Topology Optimization for Design of Thermal Management System in Electrical Devices

Abstract

The goal of this research is to apply topology optimization into design of thermal management system in various types of electrical devices. For design of efficient thermal management system, topology optimization of conjugate heat transfer considering with coupled thermal-fluid phenomenon is required. Prior to topology optimization, analysis of thermal-fluid phenomenon is carried out by using commercial finite element software COMSOL Multiphysics. Also, Globally Convergent Metehod of Moving Asymptotes (GCMMA) in COMSOL Multiphysics is applied into optimization algorithm of topology optimization process.
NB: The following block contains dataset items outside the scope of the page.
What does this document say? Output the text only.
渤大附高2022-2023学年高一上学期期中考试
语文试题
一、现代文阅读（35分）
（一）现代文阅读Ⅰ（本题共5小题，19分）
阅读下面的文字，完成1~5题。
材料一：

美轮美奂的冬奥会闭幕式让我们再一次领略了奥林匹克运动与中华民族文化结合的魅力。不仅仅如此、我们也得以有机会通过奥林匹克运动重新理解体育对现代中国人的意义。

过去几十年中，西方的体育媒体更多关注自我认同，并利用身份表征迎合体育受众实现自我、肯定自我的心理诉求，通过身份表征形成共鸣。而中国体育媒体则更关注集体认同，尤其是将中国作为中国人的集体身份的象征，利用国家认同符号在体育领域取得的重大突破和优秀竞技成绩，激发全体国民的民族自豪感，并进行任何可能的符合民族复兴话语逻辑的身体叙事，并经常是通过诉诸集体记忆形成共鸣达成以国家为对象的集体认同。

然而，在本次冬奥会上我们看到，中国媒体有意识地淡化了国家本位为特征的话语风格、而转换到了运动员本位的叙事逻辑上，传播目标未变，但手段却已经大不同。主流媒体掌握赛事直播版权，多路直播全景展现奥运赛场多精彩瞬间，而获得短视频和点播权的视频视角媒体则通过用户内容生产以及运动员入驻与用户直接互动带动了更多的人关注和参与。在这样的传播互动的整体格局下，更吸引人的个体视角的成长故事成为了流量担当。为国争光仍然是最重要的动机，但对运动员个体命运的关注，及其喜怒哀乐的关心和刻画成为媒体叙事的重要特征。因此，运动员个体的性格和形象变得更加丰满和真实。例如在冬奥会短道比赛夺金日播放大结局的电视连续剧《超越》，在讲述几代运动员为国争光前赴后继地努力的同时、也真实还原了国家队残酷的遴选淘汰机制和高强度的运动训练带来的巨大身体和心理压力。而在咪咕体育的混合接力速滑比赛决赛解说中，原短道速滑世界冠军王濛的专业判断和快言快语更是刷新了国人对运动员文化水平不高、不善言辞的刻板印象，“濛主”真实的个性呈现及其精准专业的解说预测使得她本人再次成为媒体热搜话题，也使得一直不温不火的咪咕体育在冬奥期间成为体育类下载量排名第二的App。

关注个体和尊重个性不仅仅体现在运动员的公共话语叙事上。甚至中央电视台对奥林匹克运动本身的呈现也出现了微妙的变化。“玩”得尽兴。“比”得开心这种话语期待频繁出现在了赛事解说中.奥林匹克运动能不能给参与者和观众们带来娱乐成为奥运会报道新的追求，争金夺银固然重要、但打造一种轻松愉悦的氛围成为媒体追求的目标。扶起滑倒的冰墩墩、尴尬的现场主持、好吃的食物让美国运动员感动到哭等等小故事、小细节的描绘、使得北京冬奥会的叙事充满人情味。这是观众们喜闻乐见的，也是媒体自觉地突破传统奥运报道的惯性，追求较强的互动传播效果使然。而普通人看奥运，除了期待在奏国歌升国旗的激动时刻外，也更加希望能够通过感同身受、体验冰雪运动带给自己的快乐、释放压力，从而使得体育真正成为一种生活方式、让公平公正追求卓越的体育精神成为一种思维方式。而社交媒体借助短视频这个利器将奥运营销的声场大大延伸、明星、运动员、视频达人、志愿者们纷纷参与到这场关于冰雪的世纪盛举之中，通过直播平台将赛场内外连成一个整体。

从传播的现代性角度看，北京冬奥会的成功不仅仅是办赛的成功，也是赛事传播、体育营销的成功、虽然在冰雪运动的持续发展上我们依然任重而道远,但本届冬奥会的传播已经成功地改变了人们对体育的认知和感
Before topology optimization of conjugate heat transfer is implemented, topology optimization of each physics is preceded. Topology optimization of fluid flow is performed by interpolating inverse permeability according to design variable. In topology optimization of fluid flow, inverse permeability is the concept introduced for continuous optimization. And, thermal conductivity is interpolated by desgin variable for topology optimization of conduction. Two-dimensional topology optimization of conjugate heat transfer is implemented by combining topology optimization of fluid flow with topology optimization of heat transfer. And parameter study on Reynolds number is conducted based on two-dimensional topology optimization result of conjugate heat transfer. Through this parameter study, change of topology optimization result and thermal performance according to fluid inlet velocity is observed. To confirm effects of increased degree of freedom, three-dimensional topology optimization of conjugate heat transfer is also performed. Lastly, topology optimization is applied into design of thermal management system in electrical devices. In this thesis, some of actual conditions are simplified for application into design of thermal management system. And the targets for application of topology optimization are heat sink in electronics and cooling channel of electric motor. As a result of topology optimization, geometries clearly different with existing design are obtained. If simplified assumptions are replaced with actual conditions through further research, topology optimization can be applied into design of various thermal management systems.